Again, we start by answering RQ1, we compared the results of the MTL to STL models across all datasets presented in Section 4. We train each model on the training set of each database and evaluate it on the relevant test set. In Table 9 we present the mean results of ten runs along with standard deviation.

Table 9 Micro F\(_1\) scores of different models for the four datasets, except for Hahackathon Task 2, where the results reported are with respect to RMSE

We observe that MTL consistently outperforms STL in all tasks across all of the datasets. For ComMA, mBERT (Devlin et al., 2019) with MTL performed best across all the tasks. For GermEval 2021, the gElectra (Chan et al., 2020) model with MTL outperformed all of the other models. For Hahackathon, fBERT (Sarkar et al., 2021) with MTL performed best and, finally, for OSACT4 2020, AraBERT with MTL produced the best results across all tasks. Note that, for all of the transformer models we experimented with, MTL variants achieve better performance than STL ones.

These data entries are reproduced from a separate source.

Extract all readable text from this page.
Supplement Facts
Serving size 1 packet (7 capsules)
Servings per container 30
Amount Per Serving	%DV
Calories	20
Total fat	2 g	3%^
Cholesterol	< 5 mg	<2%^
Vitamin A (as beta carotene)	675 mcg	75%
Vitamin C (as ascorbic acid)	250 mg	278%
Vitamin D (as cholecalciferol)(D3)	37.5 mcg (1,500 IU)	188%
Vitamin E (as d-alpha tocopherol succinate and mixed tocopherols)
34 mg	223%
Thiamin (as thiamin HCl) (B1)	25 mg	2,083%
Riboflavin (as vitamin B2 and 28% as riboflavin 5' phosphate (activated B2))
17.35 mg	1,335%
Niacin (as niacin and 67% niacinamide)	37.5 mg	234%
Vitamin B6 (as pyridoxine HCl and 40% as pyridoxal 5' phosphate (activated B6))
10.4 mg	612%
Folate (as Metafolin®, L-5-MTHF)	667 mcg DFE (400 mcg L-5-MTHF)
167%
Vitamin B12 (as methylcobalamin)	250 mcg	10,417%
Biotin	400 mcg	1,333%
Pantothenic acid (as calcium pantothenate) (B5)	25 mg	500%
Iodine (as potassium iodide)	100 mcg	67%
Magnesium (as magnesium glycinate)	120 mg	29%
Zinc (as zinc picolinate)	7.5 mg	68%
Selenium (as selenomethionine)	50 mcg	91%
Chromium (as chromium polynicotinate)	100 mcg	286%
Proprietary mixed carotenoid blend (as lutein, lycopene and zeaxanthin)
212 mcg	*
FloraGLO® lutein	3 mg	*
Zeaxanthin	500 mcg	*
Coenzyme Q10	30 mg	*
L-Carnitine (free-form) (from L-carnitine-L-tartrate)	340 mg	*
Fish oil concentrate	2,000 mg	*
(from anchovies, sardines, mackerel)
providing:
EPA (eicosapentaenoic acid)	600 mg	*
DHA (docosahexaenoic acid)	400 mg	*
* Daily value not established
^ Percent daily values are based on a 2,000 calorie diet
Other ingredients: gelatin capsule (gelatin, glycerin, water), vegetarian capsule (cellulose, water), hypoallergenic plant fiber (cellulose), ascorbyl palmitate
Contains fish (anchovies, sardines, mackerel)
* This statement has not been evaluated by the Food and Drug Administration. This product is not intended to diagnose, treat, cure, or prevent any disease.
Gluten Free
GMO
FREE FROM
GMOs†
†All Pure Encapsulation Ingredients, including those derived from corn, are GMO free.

To answer RQ2, we compared the performance of the STL baseline models with our MTL models with respect to computing resources (using the best transformer model of each dataset). The results of this comparison are shown in Table 8 – observe that the model used within the proposed MTL framework outperforms the STL models combined for every metric across all datasets.

6 Conclusion

In this paper, we introduce MAD, a multi-task architecture based on neural transformers, and evaluated it across different key training setups. To the best of our knowledge, this is the first empirical evaluation of MTL in both post-level and token-level offensive language identification.

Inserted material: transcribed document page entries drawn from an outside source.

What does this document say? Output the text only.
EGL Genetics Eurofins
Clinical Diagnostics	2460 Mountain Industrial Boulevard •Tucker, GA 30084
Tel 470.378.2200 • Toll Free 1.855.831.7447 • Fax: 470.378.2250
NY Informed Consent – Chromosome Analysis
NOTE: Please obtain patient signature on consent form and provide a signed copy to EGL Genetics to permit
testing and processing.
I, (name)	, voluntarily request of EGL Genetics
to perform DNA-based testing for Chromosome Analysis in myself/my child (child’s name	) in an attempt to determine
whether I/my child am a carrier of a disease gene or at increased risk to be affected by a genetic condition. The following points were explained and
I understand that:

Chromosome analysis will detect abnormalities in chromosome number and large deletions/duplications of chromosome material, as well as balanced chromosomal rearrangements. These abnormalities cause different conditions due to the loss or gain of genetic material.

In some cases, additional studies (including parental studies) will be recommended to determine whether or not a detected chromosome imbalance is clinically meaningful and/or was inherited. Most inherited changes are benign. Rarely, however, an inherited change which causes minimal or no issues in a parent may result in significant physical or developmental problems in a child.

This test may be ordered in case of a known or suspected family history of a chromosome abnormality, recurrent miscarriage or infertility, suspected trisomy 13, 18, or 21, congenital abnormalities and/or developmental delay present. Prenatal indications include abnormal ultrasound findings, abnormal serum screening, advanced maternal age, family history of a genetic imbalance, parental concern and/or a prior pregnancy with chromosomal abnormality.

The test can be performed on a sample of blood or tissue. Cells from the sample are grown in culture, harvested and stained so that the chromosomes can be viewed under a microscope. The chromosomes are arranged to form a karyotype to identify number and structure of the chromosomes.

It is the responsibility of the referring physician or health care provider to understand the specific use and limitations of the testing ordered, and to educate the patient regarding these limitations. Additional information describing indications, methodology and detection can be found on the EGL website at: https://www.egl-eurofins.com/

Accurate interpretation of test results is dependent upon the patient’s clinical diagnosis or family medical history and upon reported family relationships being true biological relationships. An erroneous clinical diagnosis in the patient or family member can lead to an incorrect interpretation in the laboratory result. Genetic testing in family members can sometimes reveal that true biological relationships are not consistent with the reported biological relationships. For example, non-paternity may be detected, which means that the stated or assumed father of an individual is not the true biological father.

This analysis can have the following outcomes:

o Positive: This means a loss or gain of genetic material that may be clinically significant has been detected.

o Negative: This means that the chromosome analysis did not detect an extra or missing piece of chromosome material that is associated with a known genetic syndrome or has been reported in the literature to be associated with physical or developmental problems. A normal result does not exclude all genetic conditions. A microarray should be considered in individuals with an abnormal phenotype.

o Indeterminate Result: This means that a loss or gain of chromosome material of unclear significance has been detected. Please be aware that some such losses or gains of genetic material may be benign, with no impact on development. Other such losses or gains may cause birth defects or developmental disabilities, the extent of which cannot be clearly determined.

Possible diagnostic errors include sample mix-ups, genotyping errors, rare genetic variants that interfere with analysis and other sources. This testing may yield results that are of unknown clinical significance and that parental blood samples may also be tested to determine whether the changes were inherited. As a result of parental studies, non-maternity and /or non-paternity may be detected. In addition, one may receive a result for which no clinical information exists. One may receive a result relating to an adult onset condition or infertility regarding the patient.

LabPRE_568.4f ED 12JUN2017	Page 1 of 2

This work demonstrates that the proposed MTL model outperforms STL models on both the tasks of token-level and post-level offensive language identification (RQ1). We furthermore demonstrated that our MTL model uses less resources (in terms of RAM usage, GPU usage, and training and inference time) than the two STL models combined, showing that MTL could prove valuable for practical applications (RQ2). Furthermore, we experimented with MTL in a few-shot setup and demonstrated that it could desirably outperform STL models when the amount of training data available is small, confirming that MTL could prove useful for even low resource language problems (RQ3). When considering the zero-shot setup, we showed that MTL outperforms STL-based heuristics across five different datasets. This showcased that MTL models generalize better across datasets than STL models (RQ4).

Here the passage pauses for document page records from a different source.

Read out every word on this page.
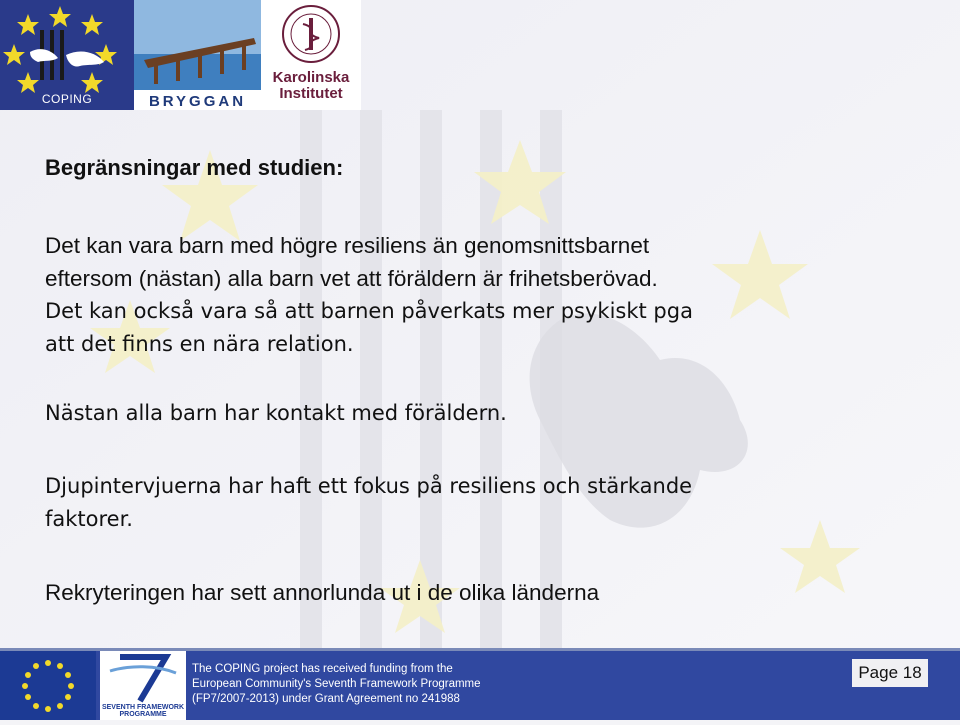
COPING	BRYGGAN
Karolinska
Institutet
Begränsningar med studien:
Det kan vara barn med högre resiliens än genomsnittsbarnet
eftersom (nästan) alla barn vet att föräldern är frihetsberövad.
Det kan också vara så att barnen påverkats mer psykiskt pga
att det finns en nära relation.
Nästan alla barn har kontakt med föräldern.
Djupintervjuerna har haft ett fokus på resiliens och stärkande
faktorer.
Rekryteringen har sett annorlunda ut i de olika länderna
SEVENTH FRAMEWORK PROGRAMME
The COPING project has received funding from the
European Community's Seventh Framework Programme
(FP7/2007-2013) under Grant Agreement no 241988
Page 18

Finally, as only a single machine learning model is produced by MTL compared to the multiple statistical learning models produced in a standard STL approach, we show that our proposed approach not only achieves higher performance but is also faster than STL. MTL is, therefore, environmentally friendlier as it demands less computing resources and energy compared to STL. This efficient use of resources addresses recent efforts in Green AI (Schwartz et al., 2020) and the recent ACL Policy Document on Efficient NLP.Footnote 2

With respect to future work, we would like to expand MTL-based offensive language identification to operate with more languages and domains by annotating additional datasets. We believe that our MTL systems improve interpretability as well as generalizability over the current state-of-the-art post-level offensive language identification models, offering a powerful neural transformer-based framework for the development of future, promising offensive content and language identification systems and applications. Finally, we would like to use MTL to explore the interplay between offensive content and sarcasm as in the recent HaHackathon competition at SemEval-2021 (Meaney et al., 2021b). BERT-based models have been successfully applied to sarcasm detection (Castro et al., 2019; Pandey & Singh, 2023) suggesting that the approach presented in this paper would potentially achieve good performance on identified sarcasm in an MTL setting.